取材中は、回答を聞き漏らさないように必死になりがちです。しかし、回答は取材後にも音源で確認できますし、後日、追加の質問をすることもできます。
取材は「質問と記録」ではなく、「相手とのコミュニケーション」です。一方通行にならないよう、心がこもった言葉のキャッチボールをしたいものです。
相手の回答が予想していたイメージと大きく異なる、うまく回答が引き出せていないと感じた場合、さりげなく軌道修正することが必要です。
◎取材対象者が複数いる場合は、他の人に振り、違う視点からの回答を引き出します。
◎相手の回答が把握できなかった場合は、自分の言葉に言い換えて相手に伝えてみましょう。こちらの理解が正しくない場合、相手がもう一度言い直してくれるなど、確認が取れてお互いの理解につながります。
◎想定とは違う答えが返ってきたとしても、相手の意見や回答を否定することはNGです。

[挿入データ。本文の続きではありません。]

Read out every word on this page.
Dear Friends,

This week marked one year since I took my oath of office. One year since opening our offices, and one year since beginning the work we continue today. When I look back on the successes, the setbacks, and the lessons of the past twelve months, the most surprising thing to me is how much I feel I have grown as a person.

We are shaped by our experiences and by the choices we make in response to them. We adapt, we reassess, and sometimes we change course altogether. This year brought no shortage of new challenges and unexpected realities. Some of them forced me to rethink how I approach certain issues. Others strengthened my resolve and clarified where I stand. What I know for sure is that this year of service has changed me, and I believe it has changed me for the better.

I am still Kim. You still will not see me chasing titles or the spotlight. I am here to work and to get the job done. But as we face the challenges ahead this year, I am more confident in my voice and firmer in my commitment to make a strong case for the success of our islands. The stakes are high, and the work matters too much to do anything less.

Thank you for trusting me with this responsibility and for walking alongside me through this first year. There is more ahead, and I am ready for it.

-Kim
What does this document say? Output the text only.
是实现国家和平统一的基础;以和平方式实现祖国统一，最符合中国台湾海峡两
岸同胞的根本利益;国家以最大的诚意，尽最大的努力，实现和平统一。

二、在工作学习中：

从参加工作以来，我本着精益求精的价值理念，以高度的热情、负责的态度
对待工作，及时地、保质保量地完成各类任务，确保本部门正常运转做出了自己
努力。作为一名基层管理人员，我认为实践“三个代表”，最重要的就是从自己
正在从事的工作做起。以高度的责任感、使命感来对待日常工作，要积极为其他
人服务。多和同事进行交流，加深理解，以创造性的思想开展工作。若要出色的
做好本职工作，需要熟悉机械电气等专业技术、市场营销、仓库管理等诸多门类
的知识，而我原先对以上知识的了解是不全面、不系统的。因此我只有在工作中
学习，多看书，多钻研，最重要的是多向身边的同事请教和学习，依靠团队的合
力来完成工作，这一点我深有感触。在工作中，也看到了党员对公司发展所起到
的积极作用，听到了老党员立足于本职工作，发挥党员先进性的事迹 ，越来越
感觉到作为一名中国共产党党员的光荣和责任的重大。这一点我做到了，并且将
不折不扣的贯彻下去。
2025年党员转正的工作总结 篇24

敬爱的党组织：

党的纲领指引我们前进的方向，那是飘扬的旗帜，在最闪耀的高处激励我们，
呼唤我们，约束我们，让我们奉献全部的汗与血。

相手が委縮したり、気分を害したりしないように言葉を選び、気遣いを忘れないようにしましょう。
◎「取材が脇道にそれている」と感じるときでも、丁寧なレスポンスや、聞く姿勢を心がけ、相手に気持ち良く話してもらうことが大切です。
ヒアリングシートは「取材のナビゲーション」のようなもの。取材中に生まれた会話の中で自然に深掘りし、こちらの興味のあることを聞いてみましょう。偶発的な流れによって、より深みのある記事を作ることができます。
予想外の状況でも落ち着いて、本来の取材目的を見失わずに対応することが肝心です。
取材に対して、「自信がない」「緊張してしまう」と感じることもあるかもしれません。不安をできるだけ取り除き、より良い取材を実現するために、以下のようなことを心がけるとよいでしょう。
◎下調べをしっかりして相手に関する予備知識を持ち、よりリアルな関心を持って取材に臨みましょう。
◎取材中は笑顔を心がけましょう。笑顔は相手へ好印象を与えるだけでなく、自分の気持ちを落ち着かせることにもつながります。
◎重要な場面では身を乗り出して聞いたり、身振り手振りを大きくしたりするのもよいでしょう。こちらの熱意が伝わります。
◎質問や会話を通して「相手のこと、相手の業界に興味がある」「その道のプロからお話を聞きたい」というこちらの姿勢が相手に伝わるようにしましょう。相手に「ぜひ説明したい」と思っていただけると理想的です。
取材において重要なのは何と言っても下調べです。十分な準備をしたら、当日は「会話を楽しむこと」と「原稿を頭の中で組み立てながら質問すること」、この両立を心がけて取材をしましょう。
どうしても緊張してしまう場合は、「あがり症なもので......」と事前に相手に伝えておくのも一案です。
取材後は、相手にお礼のメールを送り、今後のスケジュールも伝えておきます。原稿のチェックをお願いする日や締め切りなどの確認ができ、お互いの安心材料になります。
取材の記憶が新しいうちに、原稿への準備を早めにしておきましょう。
音源データをPCに保存する、テキストに起こす、自分の書いたメモを整理しておく、などの作業をやっておくと、情報の見落としを防ぐことができます。
取材成功の秘訣は、取材当日だけではなく、事前準備の段階にもあります。相手のことをしっかり調べて準備し、自分の力を最大限に発揮できる状況を作りましょう。
取材側が取材対象者に十分な関心を寄せて真摯な気持ちで取材に臨めば、それが相手にも伝わり「ぜひ話したい、教えてあげたい」と思ってもらえるものです。
本題からは少々それる質問や会話も大切にしましょう。雑談から思わぬ良い情報が得られることもあります。
取材は、一期一会です。相手との時間や出会いから学ぶ気持ちを忘れずに、ぜひ、取材する側、される側、双方にとっての良い取材を実現していきましょう。